The third-party apps shutting down on July 1st will be the real test. If Reddit notices a significant drop in traffic on that day, they will probably start walking back the change. I agree that this boycott, while the intention is good, won't do much.


Unless a large number of people who don't use 3rd party apps also leave in solidarity, it won't be a "significant drop". 3rd party apps make up quite a small amount of total traffic. And that's also assuming that TPA users _leave_ and don't just switch.

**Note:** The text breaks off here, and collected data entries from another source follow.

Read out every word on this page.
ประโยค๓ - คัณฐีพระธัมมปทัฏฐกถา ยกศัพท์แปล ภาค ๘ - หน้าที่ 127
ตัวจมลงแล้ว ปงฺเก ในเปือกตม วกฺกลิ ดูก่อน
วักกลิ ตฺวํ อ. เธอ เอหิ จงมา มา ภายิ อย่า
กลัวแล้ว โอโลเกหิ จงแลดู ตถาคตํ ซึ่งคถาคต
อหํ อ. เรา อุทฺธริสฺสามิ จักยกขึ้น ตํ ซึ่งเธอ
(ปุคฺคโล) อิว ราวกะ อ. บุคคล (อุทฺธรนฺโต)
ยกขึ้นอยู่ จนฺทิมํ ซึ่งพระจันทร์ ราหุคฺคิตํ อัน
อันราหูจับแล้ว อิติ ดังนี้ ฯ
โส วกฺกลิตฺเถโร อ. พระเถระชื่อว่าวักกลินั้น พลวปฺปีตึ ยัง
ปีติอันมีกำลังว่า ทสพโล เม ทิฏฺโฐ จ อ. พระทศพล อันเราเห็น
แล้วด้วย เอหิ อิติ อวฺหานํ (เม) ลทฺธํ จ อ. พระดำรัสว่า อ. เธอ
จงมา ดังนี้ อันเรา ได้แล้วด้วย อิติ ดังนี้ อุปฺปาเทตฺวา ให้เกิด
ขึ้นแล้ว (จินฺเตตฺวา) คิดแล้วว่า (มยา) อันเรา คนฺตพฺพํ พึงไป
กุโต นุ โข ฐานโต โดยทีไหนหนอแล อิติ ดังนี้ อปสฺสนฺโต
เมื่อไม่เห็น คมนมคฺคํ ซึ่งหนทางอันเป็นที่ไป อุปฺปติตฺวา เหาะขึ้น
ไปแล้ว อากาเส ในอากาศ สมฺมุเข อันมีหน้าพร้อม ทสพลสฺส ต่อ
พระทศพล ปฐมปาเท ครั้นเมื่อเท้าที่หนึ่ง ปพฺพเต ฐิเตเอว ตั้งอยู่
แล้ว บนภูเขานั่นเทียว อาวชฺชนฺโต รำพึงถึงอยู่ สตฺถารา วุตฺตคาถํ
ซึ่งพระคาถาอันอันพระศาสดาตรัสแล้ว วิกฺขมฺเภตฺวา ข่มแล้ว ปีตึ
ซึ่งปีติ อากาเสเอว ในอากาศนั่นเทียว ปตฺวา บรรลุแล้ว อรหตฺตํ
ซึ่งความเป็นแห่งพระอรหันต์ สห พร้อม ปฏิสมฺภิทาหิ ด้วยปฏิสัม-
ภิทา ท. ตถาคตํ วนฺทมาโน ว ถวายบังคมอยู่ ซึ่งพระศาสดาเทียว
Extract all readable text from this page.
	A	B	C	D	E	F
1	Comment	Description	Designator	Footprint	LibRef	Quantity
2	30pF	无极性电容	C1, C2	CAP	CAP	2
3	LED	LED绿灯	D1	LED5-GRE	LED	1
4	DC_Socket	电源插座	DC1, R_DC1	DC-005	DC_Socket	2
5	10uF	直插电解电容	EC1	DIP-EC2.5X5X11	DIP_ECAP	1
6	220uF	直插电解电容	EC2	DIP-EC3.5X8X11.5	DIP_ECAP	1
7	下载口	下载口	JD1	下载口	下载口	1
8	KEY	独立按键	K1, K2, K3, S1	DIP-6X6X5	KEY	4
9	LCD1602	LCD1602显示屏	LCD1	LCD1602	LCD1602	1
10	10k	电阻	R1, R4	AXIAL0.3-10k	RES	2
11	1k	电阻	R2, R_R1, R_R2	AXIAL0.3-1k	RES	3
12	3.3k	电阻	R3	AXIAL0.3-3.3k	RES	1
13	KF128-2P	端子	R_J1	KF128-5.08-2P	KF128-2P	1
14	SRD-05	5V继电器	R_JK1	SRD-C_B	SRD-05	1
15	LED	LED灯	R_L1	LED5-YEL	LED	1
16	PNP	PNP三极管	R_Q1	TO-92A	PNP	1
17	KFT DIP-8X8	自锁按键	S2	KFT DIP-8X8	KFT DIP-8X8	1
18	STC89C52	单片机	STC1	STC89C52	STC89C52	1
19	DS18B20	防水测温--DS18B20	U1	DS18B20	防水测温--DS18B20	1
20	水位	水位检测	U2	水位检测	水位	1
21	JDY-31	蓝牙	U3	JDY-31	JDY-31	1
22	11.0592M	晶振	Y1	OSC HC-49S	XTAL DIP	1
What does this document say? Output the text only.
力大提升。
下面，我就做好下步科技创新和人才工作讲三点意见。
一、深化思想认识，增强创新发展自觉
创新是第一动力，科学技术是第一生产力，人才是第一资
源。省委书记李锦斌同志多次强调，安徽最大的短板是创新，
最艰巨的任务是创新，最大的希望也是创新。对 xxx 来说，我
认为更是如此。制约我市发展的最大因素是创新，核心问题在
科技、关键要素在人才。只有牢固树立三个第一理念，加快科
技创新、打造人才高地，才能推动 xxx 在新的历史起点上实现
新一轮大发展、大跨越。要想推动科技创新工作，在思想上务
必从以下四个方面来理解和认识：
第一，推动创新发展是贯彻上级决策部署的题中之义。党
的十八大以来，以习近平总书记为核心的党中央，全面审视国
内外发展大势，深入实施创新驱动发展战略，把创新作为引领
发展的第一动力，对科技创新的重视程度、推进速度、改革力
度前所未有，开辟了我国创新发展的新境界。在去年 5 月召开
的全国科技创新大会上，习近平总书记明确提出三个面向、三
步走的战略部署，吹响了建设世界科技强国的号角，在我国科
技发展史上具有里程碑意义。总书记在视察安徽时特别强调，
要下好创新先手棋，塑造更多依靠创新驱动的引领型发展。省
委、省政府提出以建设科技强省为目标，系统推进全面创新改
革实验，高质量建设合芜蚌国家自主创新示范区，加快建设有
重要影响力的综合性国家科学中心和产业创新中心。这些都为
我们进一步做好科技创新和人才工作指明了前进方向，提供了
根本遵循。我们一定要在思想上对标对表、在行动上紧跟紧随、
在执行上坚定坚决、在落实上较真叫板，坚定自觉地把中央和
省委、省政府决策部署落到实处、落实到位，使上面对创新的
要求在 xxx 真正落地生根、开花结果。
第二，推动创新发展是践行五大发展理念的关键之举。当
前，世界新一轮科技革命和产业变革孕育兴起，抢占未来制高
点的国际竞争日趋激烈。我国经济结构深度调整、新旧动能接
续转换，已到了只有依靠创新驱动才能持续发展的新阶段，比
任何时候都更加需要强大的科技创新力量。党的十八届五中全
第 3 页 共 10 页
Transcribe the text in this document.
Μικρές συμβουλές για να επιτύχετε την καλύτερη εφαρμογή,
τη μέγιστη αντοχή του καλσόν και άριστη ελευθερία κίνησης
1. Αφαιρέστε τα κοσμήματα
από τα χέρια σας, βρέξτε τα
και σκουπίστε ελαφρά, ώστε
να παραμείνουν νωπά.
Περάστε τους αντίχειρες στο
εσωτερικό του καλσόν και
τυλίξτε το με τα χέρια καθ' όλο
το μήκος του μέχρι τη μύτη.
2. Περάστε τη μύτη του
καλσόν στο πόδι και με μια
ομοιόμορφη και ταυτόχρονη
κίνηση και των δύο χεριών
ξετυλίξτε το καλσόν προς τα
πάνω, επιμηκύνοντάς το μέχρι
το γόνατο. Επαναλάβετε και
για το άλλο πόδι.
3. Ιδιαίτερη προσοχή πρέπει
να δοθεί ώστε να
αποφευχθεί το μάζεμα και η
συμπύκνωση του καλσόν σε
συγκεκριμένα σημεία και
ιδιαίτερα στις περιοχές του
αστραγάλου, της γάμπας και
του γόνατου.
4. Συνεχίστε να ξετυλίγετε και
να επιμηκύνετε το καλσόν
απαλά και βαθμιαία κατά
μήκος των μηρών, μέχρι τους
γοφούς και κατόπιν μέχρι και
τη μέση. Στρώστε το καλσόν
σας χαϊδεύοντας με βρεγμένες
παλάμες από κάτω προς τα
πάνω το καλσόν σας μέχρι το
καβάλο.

If you have 10,000 users you have 1000 commenters, 100 people posting, and 10 moderators. If you keep 97% of your users but you lost half your mods, 25% of your posters and 7% of your commenters its going to lead to an eventual decline bigger than 3% and it can create a self re-enforcing trend because the people contributing to other networks can drag their connections along with them.


I don't think Reddit is doing anything based on that day's data. I suspect that they will wait for a month before starting to rely on the data for any long-term prospects.


The true number to look at is not traffic, it’s moderation actions. The real problem is the site will get harder to moderate without the API.

And it’s why you have the strike; Reddit is not at risk of dying, it’s at risk of becoming even worse that it already is.


The real boycott is to stop moderating and let the place become a junkyard of spam and disinformation.


Reddit mods are addicted to power. If they don't ban anyone for 48 hours, they get the shakes.